Using Systems to Win
The emails poured in and I dealt with them like I did everything else. With swift precision and indifference.
Each email held the promise of enlightenment yet most contained nothing important.
Years ago I created a system that made email easy to deal with. Anything that needed me to do something went into an @action folder. I filed everything else. Within a day my inbox was empty and each night before I left it went back to zero.
Every morning I went through that @action folder and prioritized what was inside. Most items I delegated to those better suited to handle the action. That left me with a core list of actions that I was the best to handle.
I ranked each item and put it in my task manager. Then after those five minutes I started to work on the first item.

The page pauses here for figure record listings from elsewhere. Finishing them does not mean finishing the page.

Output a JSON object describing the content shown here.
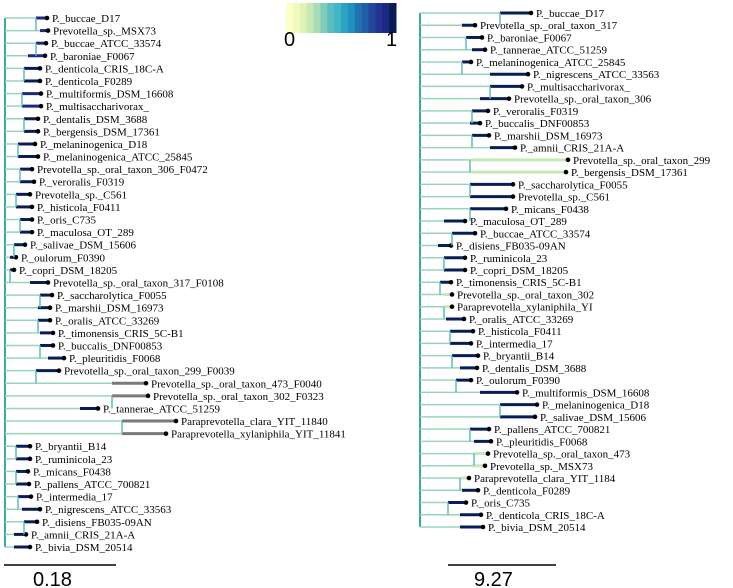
{
  "colorbar": {
    "min_label": "0",
    "max_label": "1",
    "colors": [
      "#ffffcc",
      "#f1f9bf",
      "#e0f3b6",
      "#c7e9b4",
      "#a8dcb6",
      "#7fcdbb",
      "#5cbcc0",
      "#41b6c4",
      "#2ea0c0",
      "#1d91c0",
      "#2072b2",
      "#225ea8",
      "#23489a",
      "#253494",
      "#1b2980",
      "#081d58"
    ]
  },
  "left_tree": {
    "scale_label": "0.18",
    "leaves": [
      {
        "label": "P._buccae_D17",
        "support": 0.9
      },
      {
        "label": "Prevotella_sp._MSX73",
        "support": 0.9
      },
      {
        "label": "P._buccae_ATCC_33574",
        "support": 0.9
      },
      {
        "label": "P._baroniae_F0067",
        "support": 0.95
      },
      {
        "label": "P._denticola_CRIS_18C-A",
        "support": 1.0
      },
      {
        "label": "P._denticola_F0289",
        "support": 1.0
      },
      {
        "label": "P._multiformis_DSM_16608",
        "support": 0.95
      },
      {
        "label": "P._multisaccharivorax_",
        "support": 0.95
      },
      {
        "label": "P._dentalis_DSM_3688",
        "support": 1.0
      },
      {
        "label": "P._bergensis_DSM_17361",
        "support": 1.0
      },
      {
        "label": "P._melaninogenica_D18",
        "support": 1.0
      },
      {
        "label": "P._melaninogenica_ATCC_25845",
        "support": 1.0
      },
      {
        "label": "Prevotella_sp._oral_taxon_306_F0472",
        "support": 1.0
      },
      {
        "label": "P._veroralis_F0319",
        "support": 1.0
      },
      {
        "label": "Prevotella_sp._C561",
        "support": 1.0
      },
      {
        "label": "P._histicola_F0411",
        "support": 1.0
      },
      {
        "label": "P._oris_C735",
        "support": 1.0
      },
      {
        "label": "P._maculosa_OT_289",
        "support": 1.0
      },
      {
        "label": "P._salivae_DSM_15606",
        "support": 1.0
      },
      {
        "label": "P._oulorum_F0390",
        "support": 1.0
      },
      {
        "label": "P._copri_DSM_18205",
        "support": 1.0
      },
      {
        "label": "Prevotella_sp._oral_taxon_317_F0108",
        "support": 1.0
      },
      {
        "label": "P._saccharolytica_F0055",
        "support": 1.0
      },
      {
        "label": "P._marshii_DSM_16973",
        "support": 1.0
      },
      {
        "label": "P._oralis_ATCC_33269",
        "support": 1.0
      },
      {
        "label": "P._timonensis_CRIS_5C-B1",
        "support": 1.0
      },
      {
        "label": "P._buccalis_DNF00853",
        "support": 1.0
      },
      {
        "label": "P._pleuritidis_F0068",
        "support": 1.0
      },
      {
        "label": "Prevotella_sp._oral_taxon_299_F0039",
        "support": 1.0
      },
      {
        "label": "Prevotella_sp._oral_taxon_473_F0040",
        "support": 0.5
      },
      {
        "label": "Prevotella_sp._oral_taxon_302_F0323",
        "support": 0.5
      },
      {
        "label": "P._tannerae_ATCC_51259",
        "support": 1.0
      },
      {
        "label": "Paraprevotella_clara_YIT_11840",
        "support": 0.5
      },
      {
        "label": "Paraprevotella_xylaniphila_YIT_11841",
        "support": 0.5
      },
      {
        "label": "P._bryantii_B14",
        "support": 1.0
      },
      {
        "label": "P._ruminicola_23",
        "support": 1.0
      },
      {
        "label": "P._micans_F0438",
        "support": 1.0
      },
      {
        "label": "P._pallens_ATCC_700821",
        "support": 1.0
      },
      {
        "label": "P._intermedia_17",
        "support": 1.0
      },
      {
        "label": "P._nigrescens_ATCC_33563",
        "support": 1.0
      },
      {
        "label": "P._disiens_FB035-09AN",
        "support": 1.0
      },
      {
        "label": "P._amnii_CRIS_21A-A",
        "support": 1.0
      },
      {
        "label": "P._bivia_DSM_20514",
        "support": 1.0
      }
    ]
  },
  "right_tree": {
    "scale_label": "9.27",
    "leaves": [
      {
        "label": "P._buccae_D17",
        "support": 1.0
      },
      {
        "label": "Prevotella_sp._oral_taxon_317",
        "support": 1.0
      },
      {
        "label": "P._baroniae_F0067",
        "support": 1.0
      },
      {
        "label": "P._tannerae_ATCC_51259",
        "support": 1.0
      },
      {
        "label": "P._melaninogenica_ATCC_25845",
        "support": 1.0
      },
      {
        "label": "P._nigrescens_ATCC_33563",
        "support": 1.0
      },
      {
        "label": "P._multisaccharivorax_",
        "support": 1.0
      },
      {
        "label": "Prevotella_sp._oral_taxon_306",
        "support": 1.0
      },
      {
        "label": "P._veroralis_F0319",
        "support": 1.0
      },
      {
        "label": "P._buccalis_DNF00853",
        "support": 1.0
      },
      {
        "label": "P._marshii_DSM_16973",
        "support": 1.0
      },
      {
        "label": "P._amnii_CRIS_21A-A",
        "support": 1.0
      },
      {
        "label": "Prevotella_sp._oral_taxon_299",
        "support": 0.2
      },
      {
        "label": "P._bergensis_DSM_17361",
        "support": 0.2
      },
      {
        "label": "P._saccharolytica_F0055",
        "support": 1.0
      },
      {
        "label": "Prevotella_sp._C561",
        "support": 1.0
      },
      {
        "label": "P._micans_F0438",
        "support": 1.0
      },
      {
        "label": "P._maculosa_OT_289",
        "support": 1.0
      },
      {
        "label": "P._buccae_ATCC_33574",
        "support": 1.0
      },
      {
        "label": "P._disiens_FB035-09AN",
        "support": 1.0
      },
      {
        "label": "P._ruminicola_23",
        "support": 1.0
      },
      {
        "label": "P._copri_DSM_18205",
        "support": 1.0
      },
      {
        "label": "P._timonensis_CRIS_5C-B1",
        "support": 1.0
      },
      {
        "label": "Prevotella_sp._oral_taxon_302",
        "support": 0.2
      },
      {
        "label": "Paraprevotella_xylaniphila_YI",
        "support": 0.2
      },
      {
        "label": "P._oralis_ATCC_33269",
        "support": 1.0
      },
      {
        "label": "P._histicola_F0411",
        "support": 1.0
      },
      {
        "label": "P._intermedia_17",
        "support": 1.0
      },
      {
        "label": "P._bryantii_B14",
        "support": 1.0
      },
      {
        "label": "P._dentalis_DSM_3688",
        "support": 1.0
      },
      {
        "label": "P._oulorum_F0390",
        "support": 1.0
      },
      {
        "label": "P._multiformis_DSM_16608",
        "support": 1.0
      },
      {
        "label": "P._melaninogenica_D18",
        "support": 1.0
      },
      {
        "label": "P._salivae_DSM_15606",
        "support": 1.0
      },
      {
        "label": "P._pallens_ATCC_700821",
        "support": 1.0
      },
      {
        "label": "P._pleuritidis_F0068",
        "support": 1.0
      },
      {
        "label": "Prevotella_sp._oral_taxon_473",
        "support": 0.2
      },
      {
        "label": "Prevotella_sp._MSX73",
        "support": 0.2
      },
      {
        "label": "Paraprevotella_clara_YIT_1184",
        "support": 0.2
      },
      {
        "label": "P._denticola_F0289",
        "support": 1.0
      },
      {
        "label": "P._oris_C735",
        "support": 1.0
      },
      {
        "label": "P._denticola_CRIS_18C-A",
        "support": 1.0
      },
      {
        "label": "P._bivia_DSM_20514",
        "support": 1.0
      }
    ]
  }
}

Here’s the real game-changer. I didn’t stop working on that first item until I completed it or something blocked me from going forward. If blocked, I noted what the issue was, filed the task back into my task manager with an updated note and moved on to the next task. Simple. Nothing fancy, no whiz bang gadgets yet with this system I accomplished more in a day than most did in a week.
Why did it work?
The answer came to me from a variety of sources. The simple, short answer is that I created a system that worked how I thought. Something came in, I did something to it, and the outcome is what came out. No thinking required on two sections, in and out. I limited my thinking to only what I did. I read this quote that sticks with me and it changed my philosophy
Get a task, work on it as hard and as fast as you can then pass it on to the next person. The better you do at that the better your system will run.
This post is a test of my task management system. I wanted to know how well the new Gutenberg plugin worked. So far, I like it.